— Это трудный вопрос. Доля или Недоля. Удача или Неудача. Предназначение, как ты сказал. Я думаю, на каждой судьбе есть какие-то отметки, нечто, что можно было бы назвать неизбежностью. Только к этим неизбежным отметкам можно подходить с разных сторон, это мы и называем — обмануть судьбу.
— И эти отметки на нитях судьбы расставляют боги?
— Думаю, нет. Есть силы, неподвластные богам. То, что греки называли kosmos. То, что удерживает этот мир в равновесии. Я не думаю, что эта сила разумна, в нашем понимании разумности. Это та же сила, что заставляет отпущенный камень падать вниз, а деревья — тянуться к солнцу. Мир соткан из ограничений, иначе он перестанет быть миром и обратится в chaos[19]. Эти ограничения иногда пересекают человеческие судьбы, направляют их от chaos к kosmos. Наверное. Впрочем, боги лучше понимают kosmos, и тоже могут менять судьбы.
— А как же свобода воли? Разве не ты всегда говорил, что будущее мы делаем сами?
— Я не отказываюсь от своих слов. Тебе никто не мешал остаться в Новгороде и не ходить в Псков. Скажи, ты бы изменил свое решение, если бы знал, что потеряешь друга и руку?
— Я бы отговорил Добробоя… — насупился Ширяй.
— У Добробоя тоже была свобода воли. И разве, отправляясь в бой, каждый из нас не готов умереть? Мы полагаемся на судьбу, мы надеемся остаться в живых, но мы ничего не предпринимаем, чтоб ее изменить. Мы идем к своему предназначению по своей воле. Но если бы ополчение не ушло из Новгорода на Коляде, наши судьбы могли бы сложиться иначе.
— Значит, у нас на пути есть вехи… Повороты… И мы можем менять свою судьбу на этих поворотах?
— Может быть, — Млад пожал плечами.
— Я найду этого Иессея. Я отомщу за Добробоя…
— Ширяй, в мести нет никакого смысла. Месть бесплодна.
— Нет. Не бесплодна. Месть — это как поединок. Ставит судьбы на свои места. Сейчас Иессей думает, что победил. Пусть его победа обернется против него самого. Пусть он не думает, что на его силу не найдется силы сильней.

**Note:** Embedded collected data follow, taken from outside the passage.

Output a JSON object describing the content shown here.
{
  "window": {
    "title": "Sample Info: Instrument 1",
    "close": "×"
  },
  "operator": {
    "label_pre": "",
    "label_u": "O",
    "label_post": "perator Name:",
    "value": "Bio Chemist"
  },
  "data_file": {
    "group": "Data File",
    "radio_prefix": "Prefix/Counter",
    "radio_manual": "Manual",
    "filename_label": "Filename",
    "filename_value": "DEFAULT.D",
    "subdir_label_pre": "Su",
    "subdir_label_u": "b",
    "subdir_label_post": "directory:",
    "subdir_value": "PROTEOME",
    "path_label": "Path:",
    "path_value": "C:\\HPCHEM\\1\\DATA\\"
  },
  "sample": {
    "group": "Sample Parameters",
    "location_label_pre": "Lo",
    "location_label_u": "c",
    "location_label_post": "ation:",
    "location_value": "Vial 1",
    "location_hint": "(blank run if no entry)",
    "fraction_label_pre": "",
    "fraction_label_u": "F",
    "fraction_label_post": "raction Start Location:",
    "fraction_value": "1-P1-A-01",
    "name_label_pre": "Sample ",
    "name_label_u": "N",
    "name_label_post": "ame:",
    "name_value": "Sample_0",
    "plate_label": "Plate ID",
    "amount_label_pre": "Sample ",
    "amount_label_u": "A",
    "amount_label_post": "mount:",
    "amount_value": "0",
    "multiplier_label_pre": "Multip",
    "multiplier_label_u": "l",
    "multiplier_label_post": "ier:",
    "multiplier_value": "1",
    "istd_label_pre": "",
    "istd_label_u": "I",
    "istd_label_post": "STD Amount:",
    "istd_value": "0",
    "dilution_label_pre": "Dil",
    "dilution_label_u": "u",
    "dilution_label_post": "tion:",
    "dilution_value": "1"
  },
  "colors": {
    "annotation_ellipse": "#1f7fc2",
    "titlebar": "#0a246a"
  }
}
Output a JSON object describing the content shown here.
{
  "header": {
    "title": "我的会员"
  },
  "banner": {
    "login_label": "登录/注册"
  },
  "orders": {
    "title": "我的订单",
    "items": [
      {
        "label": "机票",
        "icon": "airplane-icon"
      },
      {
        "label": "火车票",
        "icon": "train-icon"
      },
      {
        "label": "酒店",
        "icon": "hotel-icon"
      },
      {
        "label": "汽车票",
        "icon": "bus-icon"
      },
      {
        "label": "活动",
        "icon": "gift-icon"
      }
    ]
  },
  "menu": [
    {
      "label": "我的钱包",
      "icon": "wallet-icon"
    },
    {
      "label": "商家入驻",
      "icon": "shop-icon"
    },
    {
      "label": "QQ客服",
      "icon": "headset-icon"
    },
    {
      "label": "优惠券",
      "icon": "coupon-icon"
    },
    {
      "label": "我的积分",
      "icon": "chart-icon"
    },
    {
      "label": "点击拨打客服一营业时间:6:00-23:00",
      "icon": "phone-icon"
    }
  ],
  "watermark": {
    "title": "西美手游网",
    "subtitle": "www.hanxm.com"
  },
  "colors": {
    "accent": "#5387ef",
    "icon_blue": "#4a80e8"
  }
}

— Я бы ни за что с тобой не согласился, если бы не возможная смерть князя. Если бы за началом войны перед чужаками не стояли какие-то еще цели. Мы не знаем этих целей, но можем уверенно предполагать — они не несут нам ничего хорошего.
— Поехали к однорукому кудеснику вместе, — предложил парень.
— Сначала — хлеб, Ширяй. Это важней. Ты сейчас сильней меня. Я не знаю, когда смогу подняться наверх. Мне страшно представить себя перед костром с бубном в руках. У меня пустота внутри…
Пять дней они добирались до Порхова, а оттуда на лодке пошли вниз по Шелони. Млад устал от этого перехода так, словно проходил в день не десяток верст, а целую сотню. Он не замечал лета вокруг — чистой зелени, ночных соловьев, теплого солнца и утренних туманов. И только оказавшись в лодке, наконец, почувствовал: лето пришло.